Mr. Speaker, I too am pleased to take part in the debate on Bill C-366, an act to amend the Income Tax Act to provide a deduction for mechanics' tool expenses. I want to congratulate the member for Lakeland for bringing this legislation forward and to tell him and members of the House that the New Democratic Party caucus fully supports this concept and we will be supporting this bill.
I agree, for the most part, with the parliamentary secretary that this is a non-partisan issue and to that effect note that this is not the first time such a bill has been presented in this Chamber. On many occasions, in fact, members of parliament have proposed amending the act in this regard.

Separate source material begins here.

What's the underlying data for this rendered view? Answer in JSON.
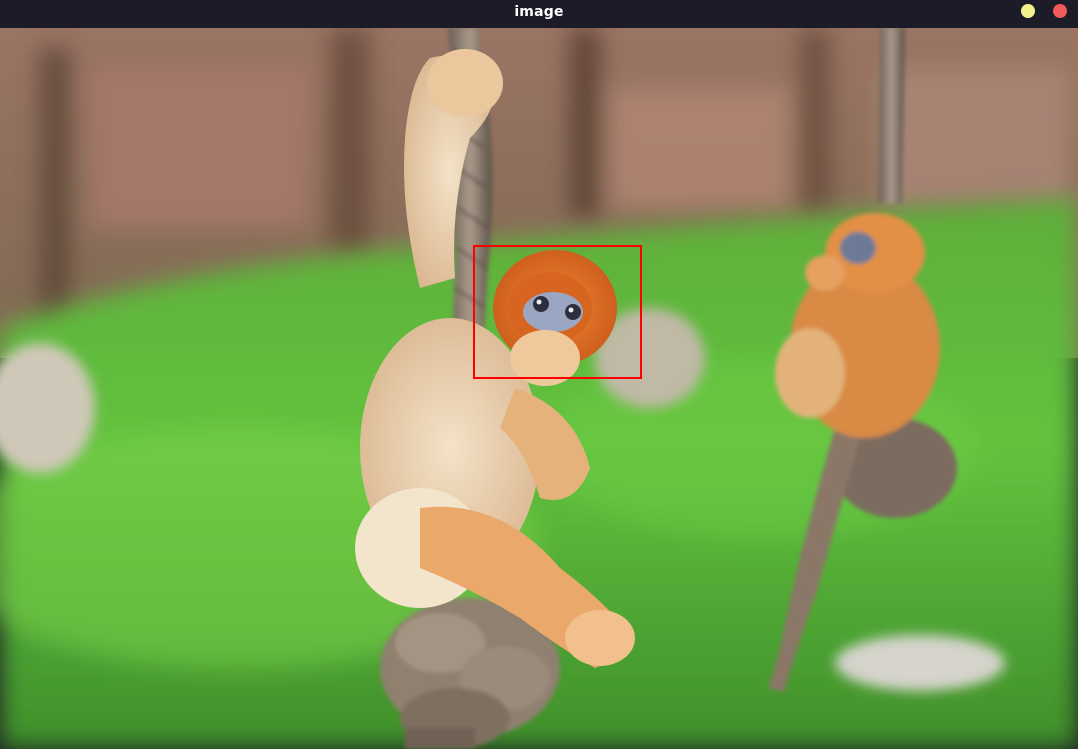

Joy Langan, a former distinguished member of this caucus from British Columbia, who we talked about earlier today with respect to the breast implant issue, had a private member's bill back in 1992 which dealt with this topic and proposed the same amendments to the act. In addition, in 1992 the member from Manitoba, who I believe is currently the parliamentary secretary responsible for western diversification, among other things, put this issue before the House. The last attempt was made in 1996.
It is also interesting to note that my colleague, the member for Qu'Appelle, back in February tabled a similar piece of legislation to allow workers to deduct the cost of providing tools for their employment. That particular bill addressed the unfairness and injustice inflicted by the current tax system on workers required to provide tools as a condition of employment. In the case of mechanics, for example, the current tax system does not take into account that just to get into the trade, as has been noted by others, a mechanic needs $5,000, $15,000 or $30,000 worth of tools.
The member for Qu'Appelle noted that we have seen the benefits of allowing artists, musicians and others to deduct the cost of supplies and equipment and it is high time that we extend similar tax treatment to include the tools of all trades persons.
I listened intently to the parliamentary secretary. I heard him say that there are some difficulties. Tax recognition is not generally available for specific groups. We need an all-encompassing approach. He noted that he and his government would be seriously undertaking further studies.
I sincerely hope that is the case. It is high time that we did something about this issue. It is a non-partisan approach, although I am reminded of the old Irish proverb “You can vote for whomever you like, but the government always gets elected”.
I hope this government will act seriously on this particular bill. To that end, I remind the House and anyone who happens to be listening that government members opposite are taking a lot of credit for having balanced the books and working on debt reduction. But on whose backs were those books balanced? I would suggest that it was not on the backs of the captains of industry or the big banks. It was on the backs of ordinary Canadians who got hit with higher taxes, surtaxes and higher user fees. I think it is time to acknowledge the debt that is owed to those people and to repay them.
One of the ways that the government could accomplish that is by look seriously at helping ordinary folks who incur heavy costs to go to work every day and, as the member for Lakeland noted, make the wheels of this country turn.
Under the present tax system the favourable treatment of tools and supplies is subject to two conditions. First, tools supplied must be a prerequisite of employment. Second, supplies must be unusable after they have been used in the work for which they were purchased. For example, explosives supplied by a miner or gasoline supplied by a chainsaw operator are currently deductible.
Let us consider the various advantages of such an amendment to the act for the 150,000 mechanics and apprentices who are subject to the present tax system.
First, as I noted before, mechanics must invest between $15,000 and $30,000 in tools, an amount disproportionate in comparison with amounts invested by other employee groups who provide their own tools and equipment. Given the size of this investment, mechanics consider more favourable tax treatment entirely fair and reasonable.
Second, as noted, mechanics consider that they should be given the same tax treatment as musicians, artists, painters and the aforementioned chainsaw operators. More favourable tax treatment for mechanics' tools would eliminate a situation that mechanics perceive to be unfair.
Third, more favourable tax treatment would allow mechanics to purchase better equipment and provide better service.
Fourth, more favourable tax treatment would encourage more young people to become mechanics and trades persons, as has been noted.
Finally, more favourable tax treatment would facilitate the mechanics transition from school to work. Because employers require mechanics to supply their tools and because the size of the required investment is considerable, few young graduate mechanics can enter the labour market. Based on this argument, as was noted earlier, the House of Commons finance committee recommended in its last pre-budget consultation report that the tax treatment of mechanics' tool expenses be reviewed.
The government ignored this recommendation when delivering the 1998 budget, but we feel that now is the time to act.
I also want to note that I have received some correspondence on this from Sagal Brothers in Moose Jaw and the good folks who work at Nelson Motors in Avonlea at the John Deere dealership. There is a lot of interest on this particular topic. I sincerely hope that the government takes this bill seriously, does the necessary work and brings in something meaningful very quickly.